In einem bereits veröffentlichten Beitrag haben wir die verwirrende Begriffsvielfalt des steuerlichen Begriffs Betriebsstätte dargestellt. Insbesondere Bau- und Anlagebauunternehmen sind mit mit einer besonderen Form der Betriebsstätte konfrontiert; der Bau- oder Montagebetriebsstätte.

Während eine normale Betriebsstätte regelmäßig eine feste Einrichtung wie Fertigungs- und Werkstätten, Büroräume etc. voraussetzt, setzten Montagebetriebsstätten eine solche Geschäftseinrichtung nicht voraus. Dies gilt insbesondere für Bau-, Montage- oder Montageüberwachungstätigkeiten. Entscheidend ist dabei die Länge der Tätigkeit. Das deutsche Steuerrecht (§ 12 AO) definiert eine Bau- oder Montagebetriebsstätte wie folgt:

Als Betriebstätten sind insbesondere anzusehen Bauausführungen oder Montagen, auch örtlich fortschreitende oder schwimmende, wenn

  • die einzelne Bauausführung oder Montage oder
  • eine von mehreren zeitlich nebeneinander bestehenden Bauausführungen oder
  • Montagen oder mehrere ohne Unterbrechung aufeinander folgende Bauausführungen oder Montagen

länger als sechs Monate dauern.

Bei Bau- oder Montagetätigkeiten in anderen Staaten, mit denen Deutschland ein Doppelbesteuerungsabkommen geschlossen hat, ist in den Abkommen häufig eine längere Dauer vorgesehen; in der Regel 12 Monate.
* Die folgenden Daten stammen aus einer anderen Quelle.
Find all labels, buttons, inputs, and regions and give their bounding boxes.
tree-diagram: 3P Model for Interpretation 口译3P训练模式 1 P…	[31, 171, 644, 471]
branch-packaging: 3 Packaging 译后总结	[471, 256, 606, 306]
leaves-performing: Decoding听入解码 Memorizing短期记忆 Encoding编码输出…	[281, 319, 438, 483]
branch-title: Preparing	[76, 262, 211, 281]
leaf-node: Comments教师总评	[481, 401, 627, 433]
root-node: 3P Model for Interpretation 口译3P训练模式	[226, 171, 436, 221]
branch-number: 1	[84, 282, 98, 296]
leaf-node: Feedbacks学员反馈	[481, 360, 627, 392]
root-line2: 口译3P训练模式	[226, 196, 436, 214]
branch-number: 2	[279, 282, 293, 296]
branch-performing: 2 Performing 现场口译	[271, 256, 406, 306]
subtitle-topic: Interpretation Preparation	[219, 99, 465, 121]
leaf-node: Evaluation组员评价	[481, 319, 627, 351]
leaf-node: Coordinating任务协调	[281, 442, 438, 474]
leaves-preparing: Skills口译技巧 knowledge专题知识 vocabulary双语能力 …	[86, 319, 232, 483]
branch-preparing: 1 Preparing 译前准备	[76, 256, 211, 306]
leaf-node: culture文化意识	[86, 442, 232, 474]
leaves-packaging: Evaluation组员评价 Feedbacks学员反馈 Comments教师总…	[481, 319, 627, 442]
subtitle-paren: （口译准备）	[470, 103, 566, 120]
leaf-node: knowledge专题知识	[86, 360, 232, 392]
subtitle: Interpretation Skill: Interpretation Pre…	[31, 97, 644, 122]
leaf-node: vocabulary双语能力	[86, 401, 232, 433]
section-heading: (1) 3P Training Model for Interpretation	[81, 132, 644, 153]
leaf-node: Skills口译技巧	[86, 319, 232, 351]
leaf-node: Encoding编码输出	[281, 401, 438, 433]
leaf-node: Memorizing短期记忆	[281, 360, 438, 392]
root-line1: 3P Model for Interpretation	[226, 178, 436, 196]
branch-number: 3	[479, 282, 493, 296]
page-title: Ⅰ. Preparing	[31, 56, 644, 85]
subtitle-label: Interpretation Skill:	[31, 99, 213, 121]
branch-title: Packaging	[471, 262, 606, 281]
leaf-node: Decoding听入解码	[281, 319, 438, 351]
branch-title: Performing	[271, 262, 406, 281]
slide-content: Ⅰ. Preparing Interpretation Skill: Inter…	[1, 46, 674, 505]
Häufig entstehen Betriebsstätten ungewollt. Planmäßig sollen die oben genannten Fristen nicht überschritten werden. In der Abwicklung der Bau- oder Monatageaufträge kommt es aber zu Verzögerungen. Und plötzlich begründet das Unternehmen ungewollt eine Betriebsstätte im Ausland.

Eine besondere Herausforderung bietet in grenzüberschreitenden Fällen die Gewinnabgrenzung zwischen Stammhaus und Betriebsstätte. Grundsätzlich führt eine Betriebsstätte, anders als eine Auslandstochtergesellschaft, nicht zu einer rechtlich selbständigen Einheit. Stammhaus und Betriebsstätte formen weiterhin ein einheitliches Unternehmen.  Das führt dazu, dass beispielsweise handelsrechtlich weiterhin nur eine Finanzbuchhaltung und ein Jahresabschluss erstellt werden müssen; und zwar im Staat, in dem das Stammhaus seinen Sitz hat. Steuerlich müssen die Aktivitäten des Stammhauses und der Betriebsstätte aber getrennt werden. Das Betriebsstättenergebnis muss also für steuerliche Zwecke gesondert ermittelt werden. Es wird dabei natürlich sofort klar, dass die beteiligten Finanzverwaltungen in solchen Fällen entgegengesetzte Interessen verfolgen. Jede Finanzverwaltung wird einen möglichst großen Teil des Gewinns besteuern wollen. Und jede Verwaltung wird versuchen, entstandene Verluste möglichst nicht anzuerkennen.

Traditionell folgte die Gewinnaufteilung nach dem Relevant Business Activity-Ansatz. Damit wurde die eingeschränkte Selbständigkeit der Betriebsstätte anerkannt. Nunmehr wird in der OECD ein anderer Ansatz verfolgt, und zwar der Functionally Separate Entity Approach, zwischenzeitlich in Fachkreisen auch bekannt unter dem Begriff Authorised OECD Approach (AOA). Damit wird versucht, Stammhaus und Betriebsstätte so zu behandeln, als wären sie unabhängige Unternehmen. Zwischenzeitlich hat Deutschland den AOA in deutsches Steuerrecht überführt, obwohl nicht alle Mitgliedsstaaten der OECD (Organisation for Economic Co-operation and Development) dem Ansatz zugestimmt haben. In der Praxis werden sich insbesondere in folgenden bereichen Änderungen ergeben:

  • Personalfunktion der Betriebsstätte
  • Überführung von Wirtschaftsgütern
  • Überlassung immaterieller Wirtschaftsgüter
  • Dienstleistungen zwischen Stammhaus und Betriebsstätte
  • Vermarktungsaufwendung
  • Finanzierungsaufwendungen

Im Ergebnis wird damit versucht, die Besteuerungsregeln von Stammhaus/Betriebsstätte and diejenigen von Mutter- und Tochterunternehmen anzugleichen. Im Ergebnis werden deshalb auch bei Betriebsstätten Verrechnungspreismethoden Einzug halten. Allerdings düfte der neue Ansatz bei Bau- und Montagebetriebsstätten mehr Probleme als Vereinfachungen hervorrufen.